Germany rules out Greek debt haircut

Vice Chancellor Gabriel says reducing the public debt would be unfair to German and European taxpayers

Vice Chancellor Gabriel says reducing the public debt would be unfair to German and European taxpayers

BERLIN – The German government has ruled out Wednesday a haircut on Greek debt.

But Berlin has signaled readiness to discuss ways to achieve the goals of the austerity and reform programs imposed by the bailout.

“I cannot imagine any haircut on the debt. That would be unfair to German and European taxpayers,” Germany’s Economic Affairs and Energy Minister and Vice Chancellor Sigmar Gabriel said at a press conference in Berlin.

“If Greece says I can achieve the goals of the agreed-upon program through other ways, than one has to look into that. But one cannot ask others to pay for the responsibilities that should be born by Greece itself,” Gabriel said. 

Greece's new Prime Minister Alexis Tsipras had promised to achieve a write-down of at least half of Greece's €320 billion ($363.23 billion) debt, during his election campaign.

Tsipras also promised to put an end to the austerity measures imposed in exchange for the country's bailout by the so-called Troika, the International Monetary Fund, the European Central Bank and the European Commission.

German Vice Chancellor Gabriel said the new Greek government should focus on economic and administrative reforms, fight corruption and stick to the contractual agreements made between Athens and its European partners.

He underlined that the European countries so far provided €278 billion ($315.5 billion) for the Greek bailout program, and would like to continue showing solidarity with Athens based on the contractual agreements.

Gabriel dismissed speculation over a possible Greek exit from the Euro-zone.

“We have not made available 278 billion euros to have Greece exit from the euro. We could have done it cheaper,” he said.

Gabriel underlined that it was economically, politically, and culturally important to continue have Greece within the Eurozone.

“Our political position is clear. We do not want Greece’s exit from the euro. But it is up to the Greek government to decide on that,” he said.
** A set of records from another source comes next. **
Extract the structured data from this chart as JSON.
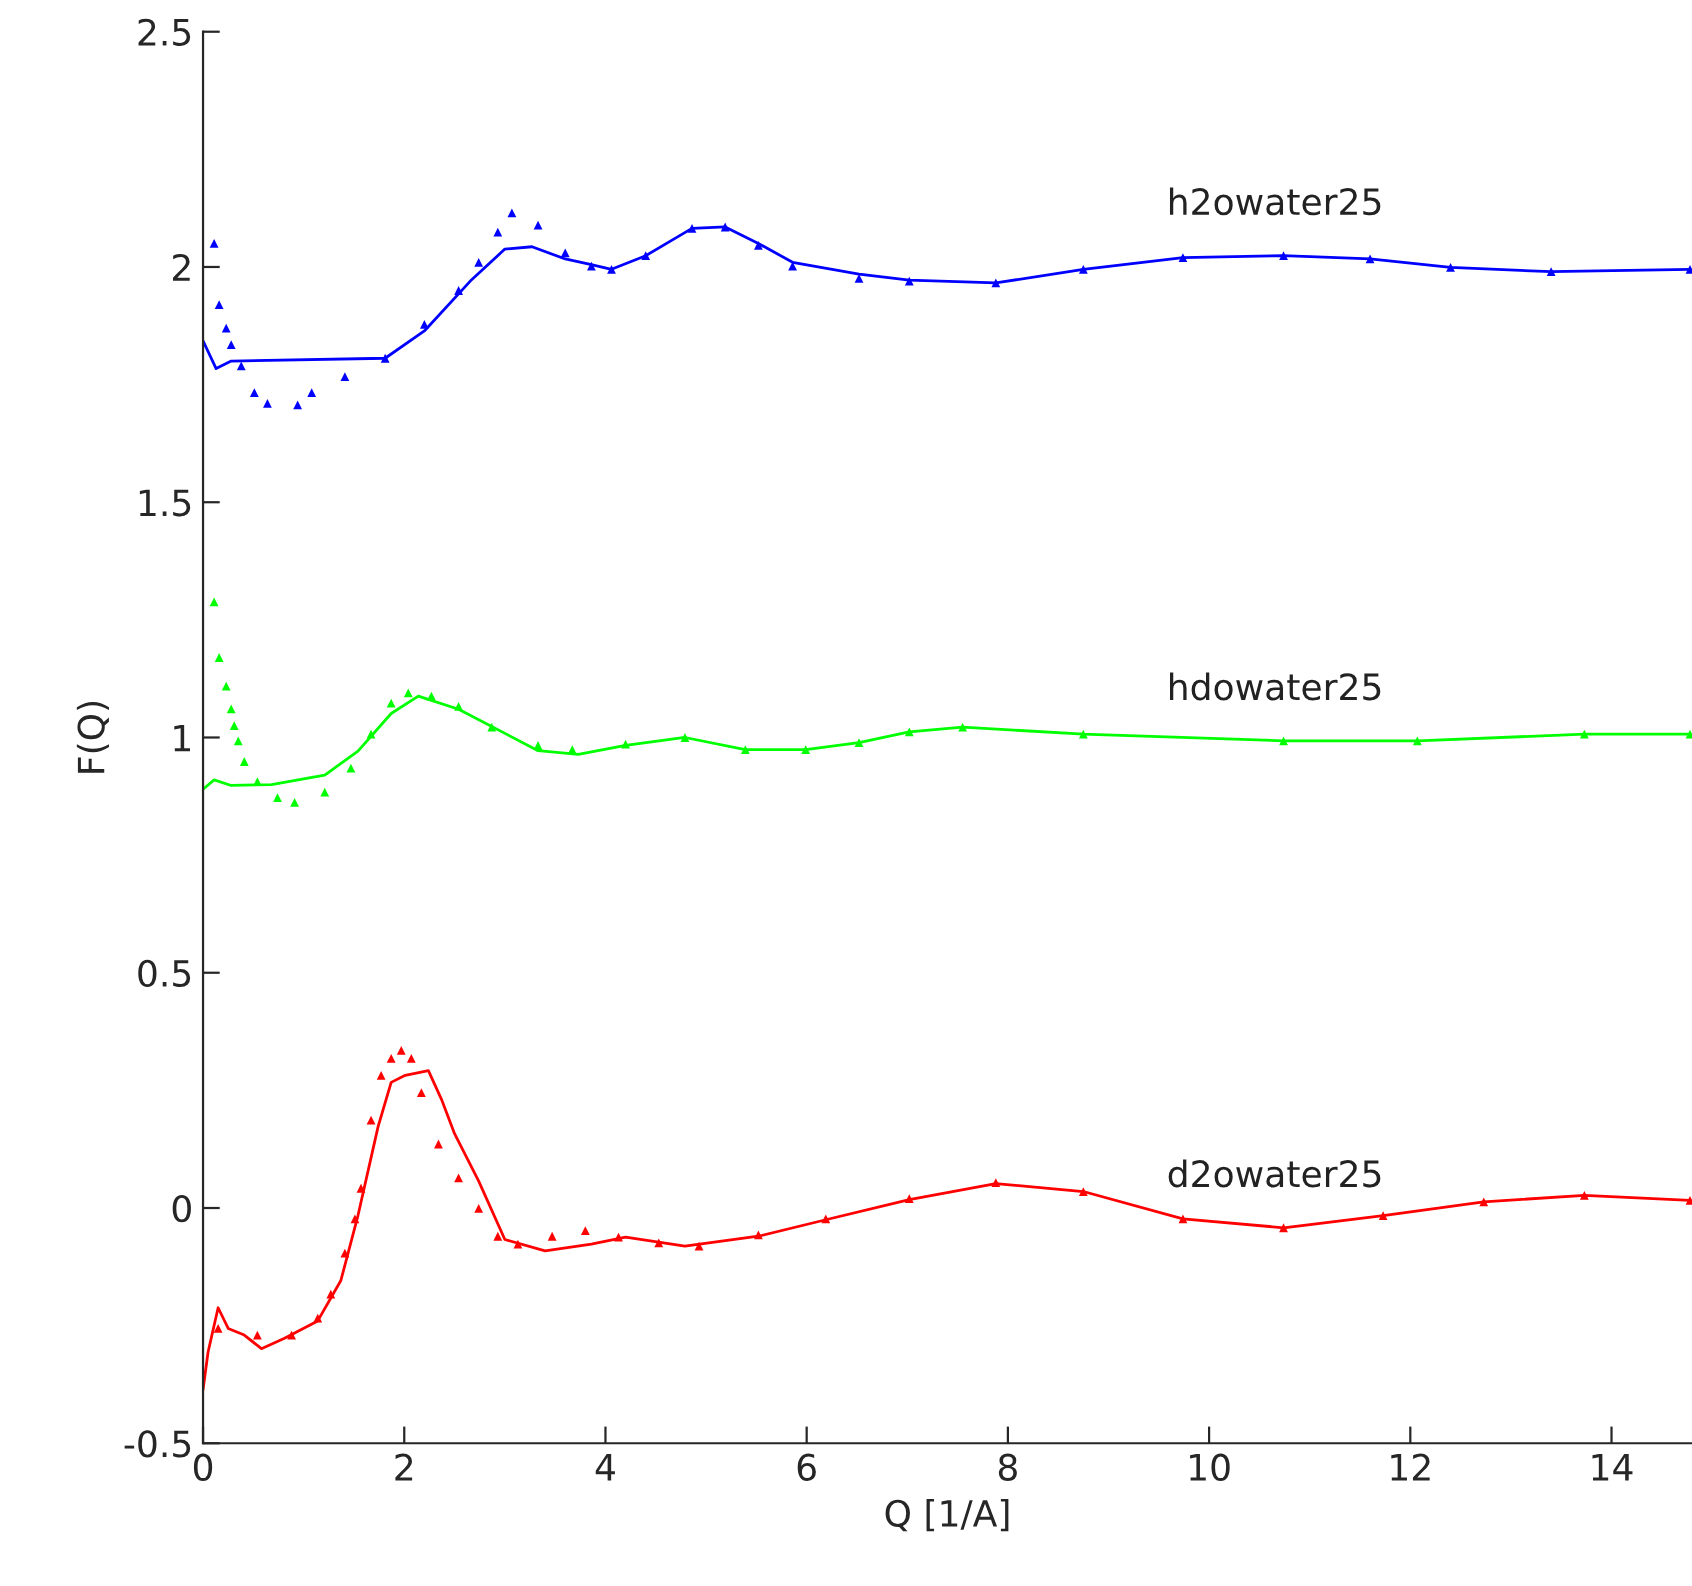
{
  "chart_data": {
    "type": "scatter",
    "xlabel": "Q [1/A]",
    "ylabel": "F(Q)",
    "xlim": [
      0,
      14.8
    ],
    "ylim": [
      -0.5,
      2.5
    ],
    "xticks": [
      0,
      2,
      4,
      6,
      8,
      10,
      12,
      14
    ],
    "yticks": [
      -0.5,
      0,
      0.5,
      1,
      1.5,
      2,
      2.5
    ],
    "grid": false,
    "legend": false,
    "series": [
      {
        "name": "h2owater25",
        "marker": "triangle",
        "color": "#0000ff",
        "x": [
          0.11,
          0.16,
          0.23,
          0.28,
          0.38,
          0.51,
          0.64,
          0.94,
          1.08,
          1.41,
          1.81,
          2.2,
          2.54,
          2.74,
          2.93,
          3.07,
          3.33,
          3.6,
          3.86,
          4.06,
          4.4,
          4.86,
          5.19,
          5.52,
          5.86,
          6.52,
          7.02,
          7.88,
          8.75,
          9.74,
          10.74,
          11.6,
          12.4,
          13.4,
          14.78
        ],
        "values": [
          2.05,
          1.92,
          1.87,
          1.835,
          1.79,
          1.733,
          1.71,
          1.707,
          1.733,
          1.767,
          1.806,
          1.878,
          1.95,
          2.01,
          2.074,
          2.115,
          2.089,
          2.03,
          2.002,
          1.995,
          2.024,
          2.082,
          2.085,
          2.046,
          2.002,
          1.976,
          1.97,
          1.966,
          1.995,
          2.02,
          2.024,
          2.017,
          1.999,
          1.99,
          1.995
        ]
      },
      {
        "type": "line",
        "marker": "none",
        "color": "#0000ff",
        "x": [
          0.0,
          0.13,
          0.28,
          1.81,
          2.2,
          2.67,
          3.0,
          3.27,
          3.6,
          3.86,
          4.06,
          4.4,
          4.86,
          5.19,
          5.52,
          5.86,
          6.52,
          7.02,
          7.88,
          8.75,
          9.74,
          10.74,
          11.6,
          12.4,
          13.4,
          14.78
        ],
        "values": [
          1.843,
          1.784,
          1.8,
          1.806,
          1.864,
          1.973,
          2.038,
          2.043,
          2.017,
          2.005,
          1.995,
          2.024,
          2.082,
          2.085,
          2.05,
          2.01,
          1.985,
          1.972,
          1.966,
          1.995,
          2.02,
          2.024,
          2.017,
          1.999,
          1.99,
          1.995
        ]
      },
      {
        "name": "hdowater25",
        "marker": "triangle",
        "color": "#00ff00",
        "x": [
          0.11,
          0.16,
          0.23,
          0.28,
          0.31,
          0.35,
          0.41,
          0.54,
          0.74,
          0.91,
          1.21,
          1.47,
          1.67,
          1.87,
          2.04,
          2.27,
          2.54,
          2.87,
          3.33,
          3.67,
          4.2,
          4.79,
          5.39,
          5.99,
          6.52,
          7.02,
          7.55,
          8.75,
          10.74,
          12.07,
          13.73,
          14.78
        ],
        "values": [
          1.288,
          1.17,
          1.109,
          1.061,
          1.025,
          0.993,
          0.949,
          0.906,
          0.872,
          0.862,
          0.884,
          0.935,
          1.007,
          1.073,
          1.095,
          1.088,
          1.066,
          1.022,
          0.983,
          0.974,
          0.986,
          1.0,
          0.974,
          0.974,
          0.989,
          1.012,
          1.022,
          1.007,
          0.993,
          0.993,
          1.007,
          1.007
        ]
      },
      {
        "type": "line",
        "marker": "none",
        "color": "#00ff00",
        "x": [
          0.0,
          0.11,
          0.28,
          0.68,
          1.21,
          1.54,
          1.87,
          2.14,
          2.54,
          3.33,
          3.73,
          4.2,
          4.79,
          5.39,
          5.99,
          6.52,
          7.02,
          7.55,
          8.75,
          10.74,
          12.07,
          13.73,
          14.78
        ],
        "values": [
          0.89,
          0.91,
          0.898,
          0.9,
          0.92,
          0.971,
          1.051,
          1.088,
          1.06,
          0.972,
          0.964,
          0.983,
          1.0,
          0.974,
          0.974,
          0.989,
          1.012,
          1.022,
          1.007,
          0.993,
          0.993,
          1.007,
          1.007
        ]
      },
      {
        "name": "d2owater25",
        "marker": "triangle",
        "color": "#ff0000",
        "x": [
          0.15,
          0.54,
          0.88,
          1.14,
          1.27,
          1.41,
          1.51,
          1.57,
          1.67,
          1.77,
          1.87,
          1.97,
          2.07,
          2.17,
          2.34,
          2.54,
          2.74,
          2.93,
          3.13,
          3.47,
          3.8,
          4.13,
          4.53,
          4.93,
          5.52,
          6.19,
          7.02,
          7.88,
          8.75,
          9.74,
          10.74,
          11.73,
          12.73,
          13.73,
          14.78
        ],
        "values": [
          -0.256,
          -0.27,
          -0.27,
          -0.234,
          -0.183,
          -0.096,
          -0.023,
          0.042,
          0.187,
          0.282,
          0.318,
          0.335,
          0.318,
          0.245,
          0.136,
          0.064,
          -0.001,
          -0.06,
          -0.077,
          -0.06,
          -0.048,
          -0.062,
          -0.074,
          -0.081,
          -0.057,
          -0.023,
          0.02,
          0.054,
          0.035,
          -0.023,
          -0.042,
          -0.016,
          0.013,
          0.027,
          0.016
        ]
      },
      {
        "type": "line",
        "marker": "none",
        "color": "#ff0000",
        "x": [
          0.0,
          0.05,
          0.15,
          0.25,
          0.41,
          0.58,
          0.81,
          1.14,
          1.37,
          1.54,
          1.74,
          1.87,
          2.01,
          2.24,
          2.37,
          2.5,
          2.74,
          3.0,
          3.4,
          3.86,
          4.2,
          4.79,
          5.52,
          6.19,
          7.02,
          7.88,
          8.75,
          9.74,
          10.74,
          11.73,
          12.73,
          13.73,
          14.78
        ],
        "values": [
          -0.386,
          -0.306,
          -0.212,
          -0.256,
          -0.27,
          -0.299,
          -0.277,
          -0.24,
          -0.154,
          -0.016,
          0.173,
          0.267,
          0.282,
          0.292,
          0.231,
          0.158,
          0.057,
          -0.067,
          -0.091,
          -0.077,
          -0.062,
          -0.081,
          -0.06,
          -0.025,
          0.018,
          0.052,
          0.035,
          -0.023,
          -0.042,
          -0.016,
          0.013,
          0.027,
          0.016
        ]
      }
    ]
  }
}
Greece’s radical-left SYRIZA leader Alexis Tsipras won 36.3 percent of the vote in the country's elections on Sunday, and formed an "anti-austerity" coalition with the right-wing Independent party. Both parties strongly opposed the austerity measures imposed by the Troika..

Greece fell into recession in the finanicial crisis of 2008.

The EU and the IMF provided €110 billion ($124.8 billion) in bailout loans to Greece to help the government pay its creditors in 2010. A second €130 billion ($147.5 billion) bailout was provided in 2012.

Most of Greece's private-sector creditors agreed then to restructure about three-quarters of the debts owed by Athens and to replace existing loans with new loans at a lower interest rate.

The years of austerity imposed by the bailout programs have soured sentiment against the previous coalition government of the New Democracy and Panhellenic Socialist Movement political parties. That government was obliged to cut wages and social services, increase taxes and lay off public sector workers.